Inference gateway

models.nuscale.io OpenAI-compatible API · vLLM

Production LLM endpoints aligned with the NuStudio stack. Use the base URLs below from browsers, IDEs, and automation.

Base URLs

Role	Base URL
General instruct (prod-01)	`https://models.nuscale.io/v1`
Coder / agents (prod-02, vLLM)	`https://models.nuscale.io/coder/v1`

Set OPENAI_BASE_URL or client base_url to one of the above (keep the /v1 segment).

OpenAI API (coder): Use OPENAI_BASE_URL=https://models.nuscale.io/coder/v1 and model qwen2.5-coder:7b. vLLM serves real tool_calls for Qwen Code / Cursor agents (Ollama often prints tool JSON in content instead).

Models

Served name (`model` field)	Weights
`qwen2.5-7b-instruct`	Qwen2.5-7B-Instruct-AWQ
`qwen2.5-coder:7b`	Qwen2.5-Coder-7B-Instruct-AWQ (vLLM, tool parser enabled)

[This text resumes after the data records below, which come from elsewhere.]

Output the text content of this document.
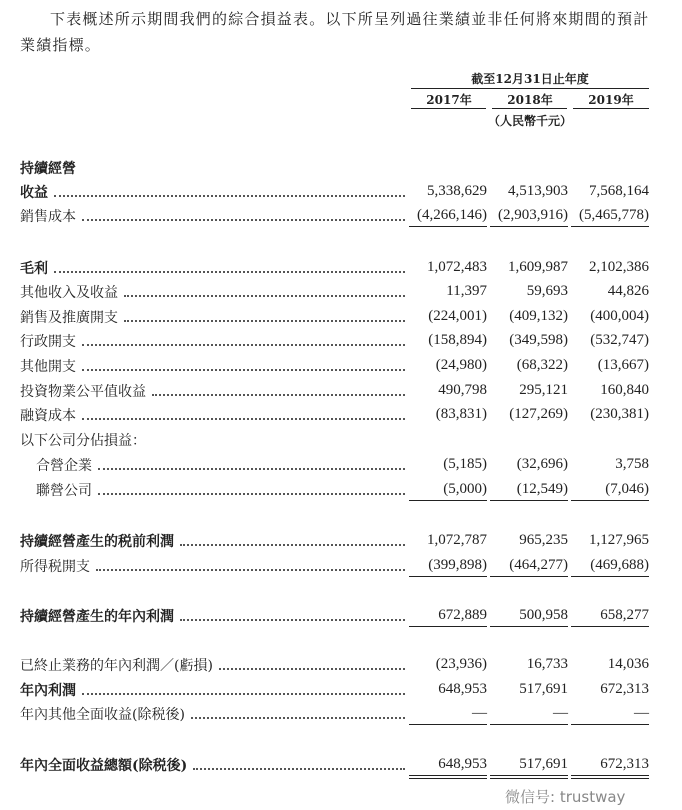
下表概述所示期間我們的綜合損益表。以下所呈列過往業績並非任何將來期間的預計
業績指標。
截至12月31日止年度
2017年	2018年	2019年
（人民幣千元）
持續經營
收益	5,338,629	4,513,903	7,568,164
銷售成本	(4,266,146) (2,903,916) (5,465,778)
毛利	1,072,483	1,609,987	2,102,386
其他收入及收益	11,397	59,693	44,826
銷售及推廣開支	(224,001)	(409,132)	(400,004)
行政開支	(158,894)	(349,598)	(532,747)
其他開支	(24,980)	(68,322)	(13,667)
投資物業公平值收益	490,798	295,121	160,840
融資成本	(83,831)	(127,269)	(230,381)
以下公司分佔損益：
合營企業	(5,185)	(32,696)	3,758
聯營公司	(5,000)	(12,549)	(7,046)
持續經營產生的税前利潤	1,072,787	965,235	1,127,965
所得税開支	(399,898)	(464,277)	(469,688)
持續經營產生的年內利潤	672,889	500,958	658,277
已終止業務的年內利潤／(虧損)	(23,936)	16,733	14,036
年內利潤	648,953	517,691	672,313
年內其他全面收益(除税後)	—	—	—
年內全面收益總額(除税後)	648,953	517,691	672,313
微信号: trustway
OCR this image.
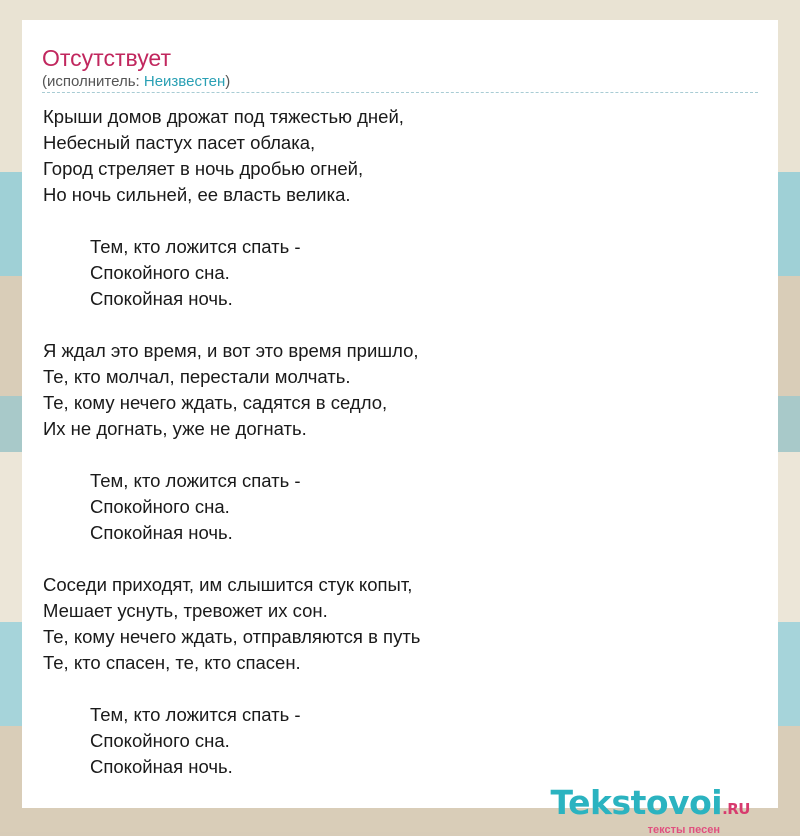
Отсутствует
(исполнитель: Неизвестен)
Крыши домов дрожат под тяжестью дней,
Небесный пастух пасет облака,
Город стреляет в ночь дробью огней,
Но ночь сильней, ее власть велика.
Тем, кто ложится спать -
Спокойного сна.
Спокойная ночь.
Я ждал это время, и вот это время пришло,
Те, кто молчал, перестали молчать.
Те, кому нечего ждать, садятся в седло,
Их не догнать, уже не догнать.
Тем, кто ложится спать -
Спокойного сна.
Спокойная ночь.
Соседи приходят, им слышится стук копыт,
Мешает уснуть, тревожет их сон.
Те, кому нечего ждать, отправляются в путь
Те, кто спасен, те, кто спасен.
Тем, кто ложится спать -
Спокойного сна.
Спокойная ночь.
Tekstovoi.RU
тексты песен
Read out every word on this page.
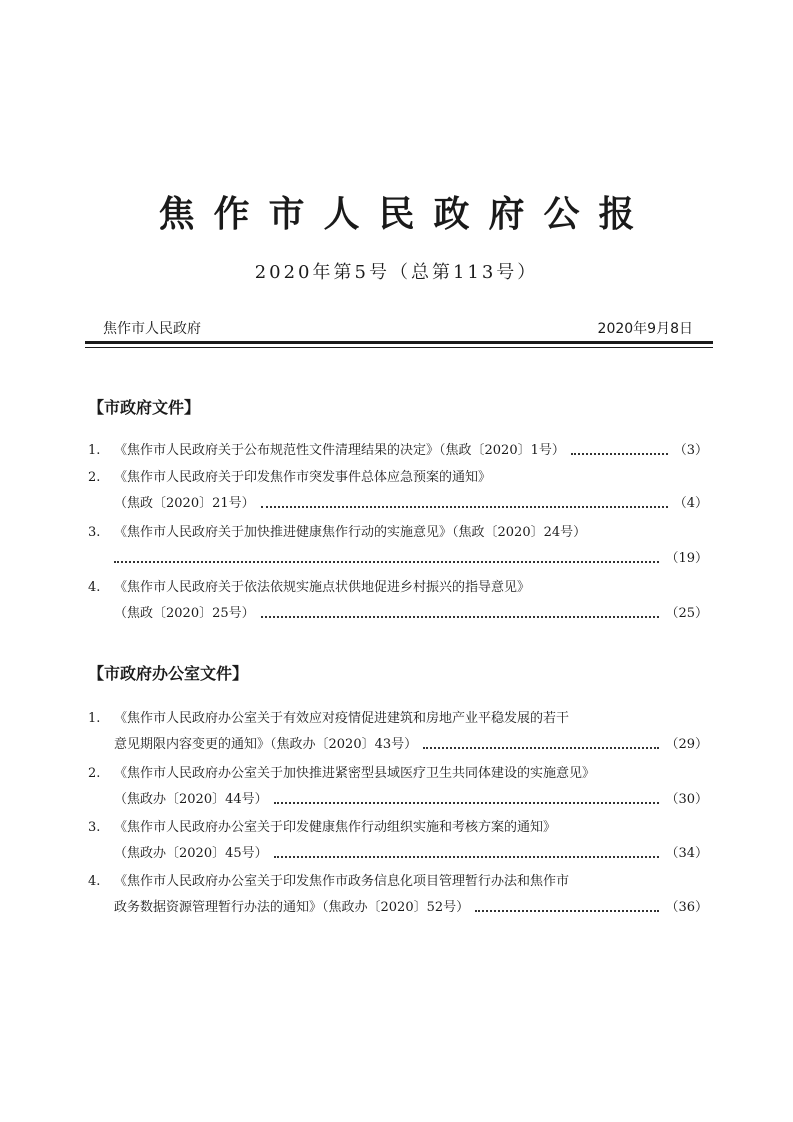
焦作市人民政府公报
2020年第5号（总第113号）
焦作市人民政府	2020年9月8日
【市政府文件】
1.	《焦作市人民政府关于公布规范性文件清理结果的决定》（焦政〔2020〕1号）	（3）
2.	《焦作市人民政府关于印发焦作市突发事件总体应急预案的通知》
（焦政〔2020〕21号）	（4）
3.	《焦作市人民政府关于加快推进健康焦作行动的实施意见》（焦政〔2020〕24号）
（19）
4.	《焦作市人民政府关于依法依规实施点状供地促进乡村振兴的指导意见》
（焦政〔2020〕25号）	（25）
【市政府办公室文件】
1.	《焦作市人民政府办公室关于有效应对疫情促进建筑和房地产业平稳发展的若干
意见期限内容变更的通知》（焦政办〔2020〕43号）	（29）
2.	《焦作市人民政府办公室关于加快推进紧密型县域医疗卫生共同体建设的实施意见》
（焦政办〔2020〕44号）	（30）
3.	《焦作市人民政府办公室关于印发健康焦作行动组织实施和考核方案的通知》
（焦政办〔2020〕45号）	（34）
4.	《焦作市人民政府办公室关于印发焦作市政务信息化项目管理暂行办法和焦作市
政务数据资源管理暂行办法的通知》（焦政办〔2020〕52号）	（36）
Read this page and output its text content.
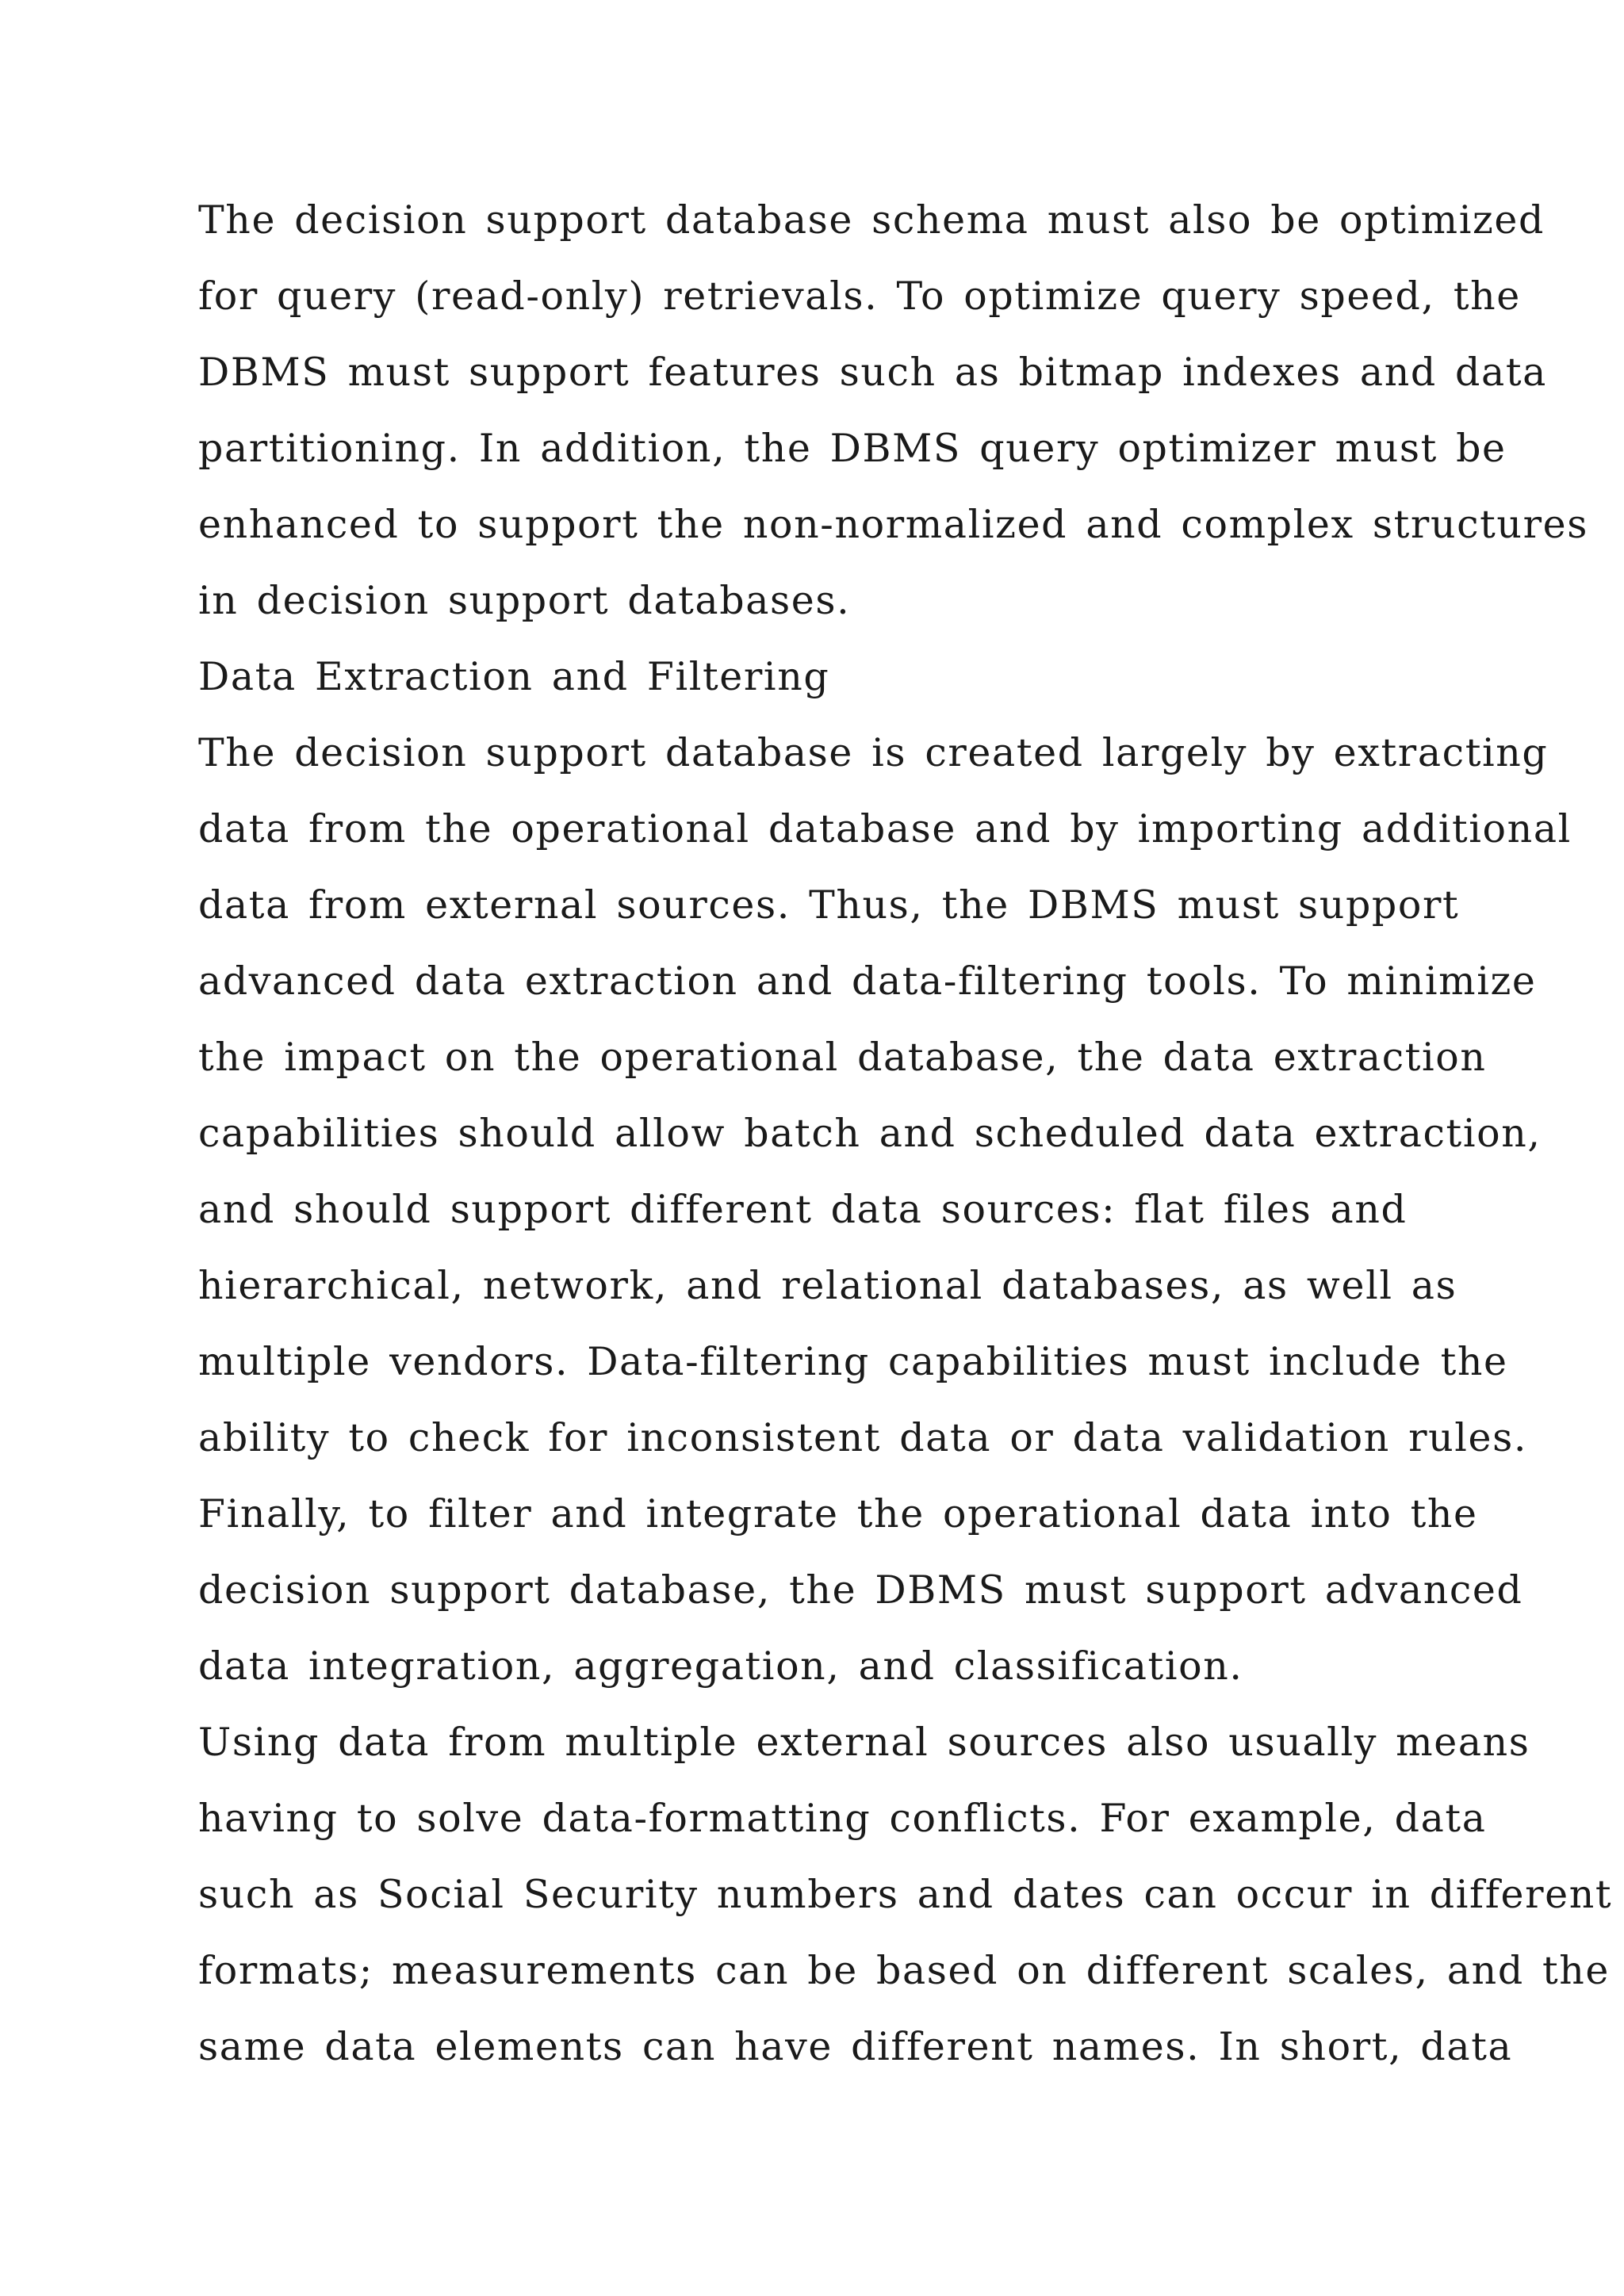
The decision support database schema must also be optimized
for query (read-only) retrievals. To optimize query speed, the
DBMS must support features such as bitmap indexes and data
partitioning. In addition, the DBMS query optimizer must be
enhanced to support the non-normalized and complex structures
in decision support databases.
Data Extraction and Filtering
The decision support database is created largely by extracting
data from the operational database and by importing additional
data from external sources. Thus, the DBMS must support
advanced data extraction and data-filtering tools. To minimize
the impact on the operational database, the data extraction
capabilities should allow batch and scheduled data extraction,
and should support different data sources: flat files and
hierarchical, network, and relational databases, as well as
multiple vendors. Data-filtering capabilities must include the
ability to check for inconsistent data or data validation rules.
Finally, to filter and integrate the operational data into the
decision support database, the DBMS must support advanced
data integration, aggregation, and classification.
Using data from multiple external sources also usually means
having to solve data-formatting conflicts. For example, data
such as Social Security numbers and dates can occur in different
formats; measurements can be based on different scales, and the
same data elements can have different names. In short, data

Run GET …/v1/models on each base URL for live limits and metadata.

List models

Instruct pool

curl -sS https://models.nuscale.io/v1/models | python3 -m json.tool

Coder (prod-02)

curl -sS https://models.nuscale.io/coder/v1/models | python3 -m json.tool

Chat completions

General instruct

curl -sS https://models.nuscale.io/v1/chat/completions \
  -H "Content-Type: application/json" \
  -d '{
    "model": "qwen2.5-7b-instruct",
    "messages": [{"role": "user", "content": "Say hello in one sentence."}],
    "max_tokens": 128,
    "temperature": 0.7
  }'

Coder (prod-02)

curl -sS https://models.nuscale.io/coder/v1/chat/completions \
  -H "Content-Type: application/json" \
  -d '{
    "model": "qwen2.5-coder:7b",
    "messages": [{"role": "user", "content": "Write a Python function that returns the sum of two integers."}],
    "max_tokens": 512,
    "temperature": 0.3
  }'

Notes

The instruct backend also serves /docs, /health, and OpenAPI on this host.
The coder backend is vLLM (OpenAI-compatible /v1/*) so tools/agents receive proper tool_calls responses.
On the LAN, use the same paths on prod-01 port 80 when nginx is configured.